Once they’ve been wilted or dried, chop or crumble the plant and put it in a jar that can be capped tightly. You’ll want the jar to be filled a third to a half way with the herb. Cover the herb with an oil such as olive, almond, jojoba, castor, or fractionated coconut. Any skin-friendly liquid oil will work. Put a lid on and stick the jar in a windowsill (solar method) or your pantry (cold infusion). Give it a shake every now and then. Most sources say 4-6 weeks is best for getting the most out of the herb and into the oil, but some say as little as 2 weeks is still long enough to be effective. I did 4 weeks with this one.
When you’re done, strain the oil out into a measuring cup or a clean jar. Press the herbs to get everything out. I put my spent plantain into my compost pile when I was done with it.
Making the Bug Bite Salve
Now you’ll set up a double boiler. If you don’t have an actual double boiler, this can be as simple as a heat-proof bowl or pan set in a pot of simmering water. If it won’t melt, shatter, or release toxins it will work.
Put the infused oil in with beeswax; I do about 2 Tbs of beeswax for every 1/4 cup of oil, which seems to work well. The nice thing about this stuff is that if you don’t like the consistency, just melt it back down and add either more oil for a softer salve or more beeswax for a firmer one.

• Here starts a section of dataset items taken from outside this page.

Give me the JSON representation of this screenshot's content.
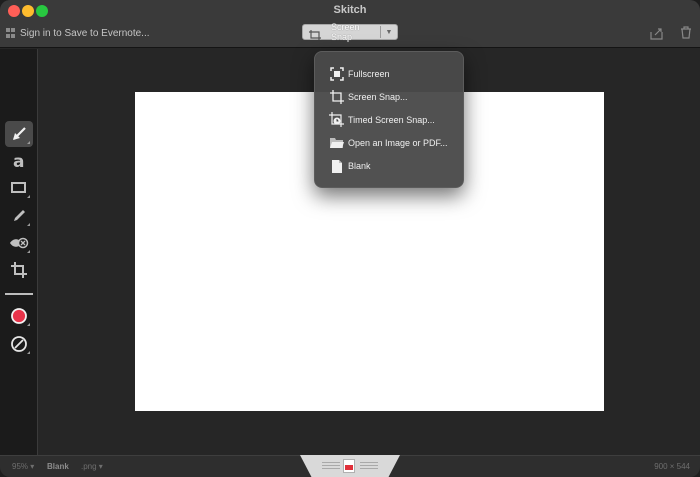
{
  "window": {
    "title": "Skitch"
  },
  "toolbar": {
    "signin_label": "Sign in to Save to Evernote...",
    "capture_button_label": "Screen Snap"
  },
  "menu": {
    "items": [
      {
        "label": "Fullscreen",
        "icon": "fullscreen-icon"
      },
      {
        "label": "Screen Snap...",
        "icon": "screen-snap-icon"
      },
      {
        "label": "Timed Screen Snap...",
        "icon": "timer-icon"
      },
      {
        "label": "Open an Image or PDF...",
        "icon": "folder-icon"
      },
      {
        "label": "Blank",
        "icon": "document-icon"
      }
    ]
  },
  "tools": [
    {
      "name": "arrow-tool",
      "selected": true
    },
    {
      "name": "text-tool"
    },
    {
      "name": "shape-tool"
    },
    {
      "name": "pen-tool"
    },
    {
      "name": "pixelate-tool"
    },
    {
      "name": "crop-tool"
    },
    {
      "name": "color-picker"
    },
    {
      "name": "stroke-size-picker"
    }
  ],
  "colors": {
    "accent_color": "#e8334a",
    "canvas": "#ffffff"
  },
  "statusbar": {
    "zoom": "95% ▾",
    "filename": "Blank",
    "format": ".png ▾",
    "dimensions": "900 × 544"
  }
}
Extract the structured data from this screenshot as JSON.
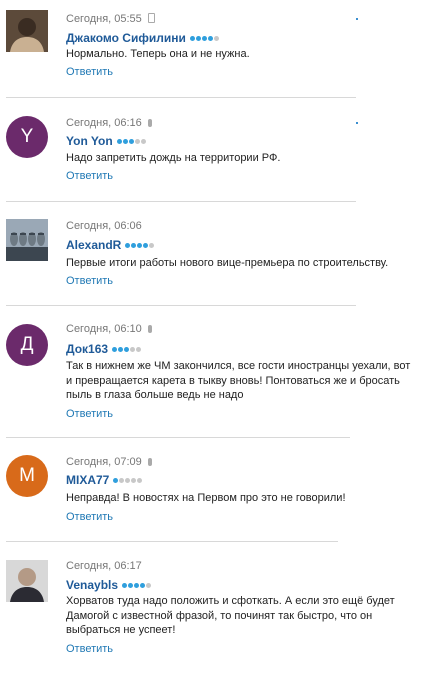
{
  "comments": [
    {
      "time": "Сегодня, 05:55",
      "device": "phone",
      "author": "Джакомо Сифилини",
      "rating": 4,
      "text": "Нормально. Теперь она и не нужна.",
      "reply": "Ответить",
      "avatar": {
        "kind": "photo",
        "icon": "user-photo-avatar",
        "colors": [
          "#5c4a3a",
          "#c9b092",
          "#3a2c22"
        ]
      }
    },
    {
      "time": "Сегодня, 06:16",
      "device": "mic",
      "author": "Yon Yon",
      "rating": 3,
      "text": "Надо запретить дождь на территории РФ.",
      "reply": "Ответить",
      "avatar": {
        "kind": "letter",
        "letter": "Y",
        "color": "#6b2a6b"
      }
    },
    {
      "time": "Сегодня, 06:06",
      "device": "",
      "author": "AlexandR",
      "rating": 4,
      "text": "Первые итоги работы нового вице-премьера по строительству.",
      "reply": "Ответить",
      "avatar": {
        "kind": "photo",
        "icon": "mount-rushmore-avatar",
        "colors": [
          "#9aa8b6",
          "#6e7a84",
          "#3c4650"
        ]
      }
    },
    {
      "time": "Сегодня, 06:10",
      "device": "mic",
      "author": "Док163",
      "rating": 3,
      "text": "Так в нижнем же ЧМ закончился, все гости иностранцы уехали, вот и превращается карета в тыкву вновь! Понтоваться же и бросать пыль в глаза больше ведь не надо",
      "reply": "Ответить",
      "avatar": {
        "kind": "letter",
        "letter": "Д",
        "color": "#6b2a6b"
      }
    },
    {
      "time": "Сегодня, 07:09",
      "device": "mic",
      "author": "MIXA77",
      "rating": 1,
      "text": "Неправда! В новостях на Первом про это не говорили!",
      "reply": "Ответить",
      "avatar": {
        "kind": "letter",
        "letter": "М",
        "color": "#d86a1a"
      }
    },
    {
      "time": "Сегодня, 06:17",
      "device": "",
      "author": "Venaybls",
      "rating": 4,
      "text": "Хорватов туда надо положить и сфоткать. А если это ещё будет Дамогой с известной фразой, то починят так быстро, что он выбраться не успеет!",
      "reply": "Ответить",
      "avatar": {
        "kind": "photo",
        "icon": "user-photo-avatar",
        "colors": [
          "#d8d8d8",
          "#2b2b33",
          "#b49a86"
        ]
      }
    }
  ],
  "colors": {
    "author": "#1f5a98",
    "reply": "#1f78b4",
    "rating_on": "#2f9fdd",
    "rating_off": "#c8c8c8"
  }
}
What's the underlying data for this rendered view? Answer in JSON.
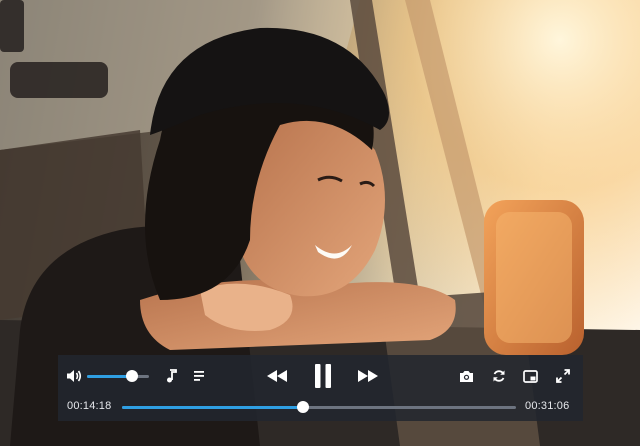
{
  "player": {
    "current_time": "00:14:18",
    "total_time": "00:31:06",
    "progress": 0.46,
    "volume": 0.72,
    "state": "playing",
    "accent_color": "#2f9fe3"
  },
  "icons": {
    "volume": "speaker-icon",
    "audio_track": "music-note-icon",
    "playlist": "list-icon",
    "rewind": "rewind-icon",
    "pause": "pause-icon",
    "fast_forward": "fast-forward-icon",
    "screenshot": "camera-icon",
    "loop": "loop-icon",
    "mini_player": "picture-in-picture-icon",
    "fullscreen": "fullscreen-icon"
  }
}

As it warms and melts, don’t hurry it along. You don’t want to boil the oil. Once it’s all melted, remove from heat and add lavender essential oil. The strength depends who you’re using it on; about 12 drops per ounce is a 2% dilution, and lavender is a pretty safe one to use even for children. You can use less if you want though. I used about 5 drops per ounce. The smell is still quite obvious, and I’d feel safe using this on my kiddo’s skin.
Immediately pour the mixture into tins or glass containers. Essential oils shouldn’t be kept in plastic. Beeswax cools quickly so don’t delay this step.
Further, keep in mind that beeswax is difficult to clean. Either use dedicated containers or be prepared to use plenty of dish soap. I don’t have dedicated containers yet, so I just used lots of Dawn.
Give the salve some time to cool, and then close and label the containers. Depending on the carrier oil, salves can easily last a year or more. If it smells funky, toss it out.
Here’s some things that will help you make this salve:
There you have it! A perfect salve for soothing the itch and discomfort of bites and stings. Enjoy!